About 12 hours ago TPMmuckraker posted updated statements from the two tech consultants. The story is sounding less and less like a coordinated attack by political opposition and more and more like a poorly configured, poorly maintained web host.
This story at the Daily Kos lists off the other sites hosted by MyHostCamp.com. 2 days later and those sites are available. Though interestingly the MyHostCamp.com site itself provides a redirect to a suspended page.
The sites hosted with MyHostCamp though have their mail directed to the same server as is hosting their websites. Seems very very small time and insecure to be using 1 server to handle . Some poking and prodding shows that port 25 smtp (simple mail transfer protocol) on the server is currently refusing connections, so these companies will not be receiving new emails. Port 110 pop3 (post office protocol) is up and running, so clients will be able to retrieve their old email off the server. FTP (file transfer protocol) is also still running on the server and does not allow anonymous log-in.
The fact that smtp is shut off meshes with the most recent TPMmuckraker comments on the server going down due to large quantities of spam being directed through the server. Spammers are notorious in looking for websites that send email via forms as this will allow the spammer to cover their tracks. It sounds like spammers discovered a mail producing form that was accessible via an external script. It's possible a combination of a poorly configured form with a poorly configured mail server would bring a server to its knees given the double whammy of high server load from the web server processing forms and high server load due to the smtp server grinding away on delivering all of the incoming spam. The conflicting and changing stories from Lieberman's two tech consultants though makes it difficult to confirm that this was the primary cause of the site failure.

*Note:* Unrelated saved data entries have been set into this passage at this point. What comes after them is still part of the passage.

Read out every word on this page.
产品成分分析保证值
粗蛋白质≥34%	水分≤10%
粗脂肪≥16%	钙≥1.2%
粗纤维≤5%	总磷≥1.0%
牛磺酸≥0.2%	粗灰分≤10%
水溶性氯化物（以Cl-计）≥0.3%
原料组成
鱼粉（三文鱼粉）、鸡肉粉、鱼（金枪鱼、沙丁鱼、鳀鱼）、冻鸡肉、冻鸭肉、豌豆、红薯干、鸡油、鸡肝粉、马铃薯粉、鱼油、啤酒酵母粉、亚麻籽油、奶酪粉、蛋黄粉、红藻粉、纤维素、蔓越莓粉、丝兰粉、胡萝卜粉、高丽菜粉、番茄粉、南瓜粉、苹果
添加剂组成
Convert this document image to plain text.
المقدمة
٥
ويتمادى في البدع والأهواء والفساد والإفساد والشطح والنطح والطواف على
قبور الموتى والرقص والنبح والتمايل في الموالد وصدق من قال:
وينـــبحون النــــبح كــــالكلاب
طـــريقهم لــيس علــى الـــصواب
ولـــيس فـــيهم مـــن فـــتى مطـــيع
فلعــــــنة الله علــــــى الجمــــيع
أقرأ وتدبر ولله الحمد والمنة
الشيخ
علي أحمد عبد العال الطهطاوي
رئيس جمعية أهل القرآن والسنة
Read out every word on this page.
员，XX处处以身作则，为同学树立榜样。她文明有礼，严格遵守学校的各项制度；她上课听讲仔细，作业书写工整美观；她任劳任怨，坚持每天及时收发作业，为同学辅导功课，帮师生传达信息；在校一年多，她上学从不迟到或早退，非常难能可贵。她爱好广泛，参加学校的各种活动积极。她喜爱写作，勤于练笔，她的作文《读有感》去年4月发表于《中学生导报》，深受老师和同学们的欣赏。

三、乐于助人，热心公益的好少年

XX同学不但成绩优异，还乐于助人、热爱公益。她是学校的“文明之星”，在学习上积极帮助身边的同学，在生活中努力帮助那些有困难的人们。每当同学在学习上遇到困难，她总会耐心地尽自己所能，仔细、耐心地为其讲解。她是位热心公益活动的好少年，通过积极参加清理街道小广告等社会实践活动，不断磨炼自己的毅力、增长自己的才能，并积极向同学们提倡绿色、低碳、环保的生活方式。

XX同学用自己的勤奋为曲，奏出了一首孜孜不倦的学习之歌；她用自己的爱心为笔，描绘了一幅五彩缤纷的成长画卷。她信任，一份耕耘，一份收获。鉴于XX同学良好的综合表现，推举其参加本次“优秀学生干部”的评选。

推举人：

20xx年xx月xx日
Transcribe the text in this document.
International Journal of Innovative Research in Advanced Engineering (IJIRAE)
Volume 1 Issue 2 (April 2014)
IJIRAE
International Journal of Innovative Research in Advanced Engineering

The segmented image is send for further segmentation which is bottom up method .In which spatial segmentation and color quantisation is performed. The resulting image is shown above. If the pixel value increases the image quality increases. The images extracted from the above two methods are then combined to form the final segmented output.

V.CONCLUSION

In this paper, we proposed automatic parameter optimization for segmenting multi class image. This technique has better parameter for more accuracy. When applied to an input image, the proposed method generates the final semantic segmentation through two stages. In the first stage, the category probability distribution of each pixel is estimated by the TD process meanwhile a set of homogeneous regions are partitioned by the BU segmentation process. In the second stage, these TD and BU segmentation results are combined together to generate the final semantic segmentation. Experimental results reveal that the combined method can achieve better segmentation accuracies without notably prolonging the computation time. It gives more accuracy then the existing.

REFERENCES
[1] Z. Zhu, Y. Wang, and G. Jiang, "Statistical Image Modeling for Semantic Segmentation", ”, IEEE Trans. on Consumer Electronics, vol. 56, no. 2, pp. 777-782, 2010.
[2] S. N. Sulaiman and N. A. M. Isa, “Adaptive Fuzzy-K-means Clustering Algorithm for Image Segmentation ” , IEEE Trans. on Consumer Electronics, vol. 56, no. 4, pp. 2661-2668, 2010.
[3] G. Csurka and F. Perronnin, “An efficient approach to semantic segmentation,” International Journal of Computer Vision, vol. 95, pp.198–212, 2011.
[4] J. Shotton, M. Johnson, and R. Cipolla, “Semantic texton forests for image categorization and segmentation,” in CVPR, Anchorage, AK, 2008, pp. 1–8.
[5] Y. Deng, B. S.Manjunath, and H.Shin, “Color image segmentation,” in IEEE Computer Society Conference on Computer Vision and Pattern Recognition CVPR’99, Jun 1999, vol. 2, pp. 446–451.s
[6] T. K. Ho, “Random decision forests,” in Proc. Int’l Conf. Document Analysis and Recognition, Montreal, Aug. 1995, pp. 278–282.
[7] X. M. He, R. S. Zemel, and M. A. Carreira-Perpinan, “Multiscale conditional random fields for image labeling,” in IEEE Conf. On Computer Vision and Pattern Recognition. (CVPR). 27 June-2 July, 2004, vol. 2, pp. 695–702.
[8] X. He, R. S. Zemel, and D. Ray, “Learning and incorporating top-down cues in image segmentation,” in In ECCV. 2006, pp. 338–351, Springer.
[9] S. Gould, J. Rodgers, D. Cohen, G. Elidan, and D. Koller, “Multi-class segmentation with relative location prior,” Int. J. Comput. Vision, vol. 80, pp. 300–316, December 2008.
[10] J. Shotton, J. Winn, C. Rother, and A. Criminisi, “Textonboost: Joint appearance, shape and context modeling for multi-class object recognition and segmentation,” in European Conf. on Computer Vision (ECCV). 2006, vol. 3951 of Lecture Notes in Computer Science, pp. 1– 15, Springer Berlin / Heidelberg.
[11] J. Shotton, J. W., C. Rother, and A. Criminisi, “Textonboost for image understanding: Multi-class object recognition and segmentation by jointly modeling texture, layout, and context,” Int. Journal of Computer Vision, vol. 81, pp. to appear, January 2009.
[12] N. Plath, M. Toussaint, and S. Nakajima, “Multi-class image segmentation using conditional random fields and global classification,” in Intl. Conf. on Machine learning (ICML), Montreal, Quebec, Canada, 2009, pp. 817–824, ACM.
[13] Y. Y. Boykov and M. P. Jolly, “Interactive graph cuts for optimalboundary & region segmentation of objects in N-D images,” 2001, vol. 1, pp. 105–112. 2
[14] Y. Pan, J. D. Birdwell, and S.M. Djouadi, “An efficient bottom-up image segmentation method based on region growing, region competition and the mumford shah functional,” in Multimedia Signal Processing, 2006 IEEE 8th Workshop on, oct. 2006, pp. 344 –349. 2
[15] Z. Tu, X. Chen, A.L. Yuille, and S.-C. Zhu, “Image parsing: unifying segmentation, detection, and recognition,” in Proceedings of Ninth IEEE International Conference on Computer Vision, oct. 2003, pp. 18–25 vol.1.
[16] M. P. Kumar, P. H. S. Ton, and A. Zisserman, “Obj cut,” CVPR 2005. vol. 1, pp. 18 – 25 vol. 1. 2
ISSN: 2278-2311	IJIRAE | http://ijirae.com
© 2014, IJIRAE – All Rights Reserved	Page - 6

Joomla, the open source content management system joe2006 was using, also has a spotty security record as this post from mid-July explains. The main package had a security update released on the third week of June, which isn't quite as "fresh" and "untested" as the Lieberman consultants have suggested to the TPMmuckraker crowd. Even the find of the extcalendar module running in the old joe2006 joomla site was patched on the 19th of July. Still more than 2 weeks of lead time, which is an eternity in terms of internet security.
As long as the details of "the attack" keep changing and the stories from the "professionals" running joe2006.com don't match, it's hard to know for certain what happened. But it seems pretty clear that it wasn't a politically motivated hack and that it's time for the accusations by Lieberman's team to be removed from the internet and a public apology issued to Ned Lamont.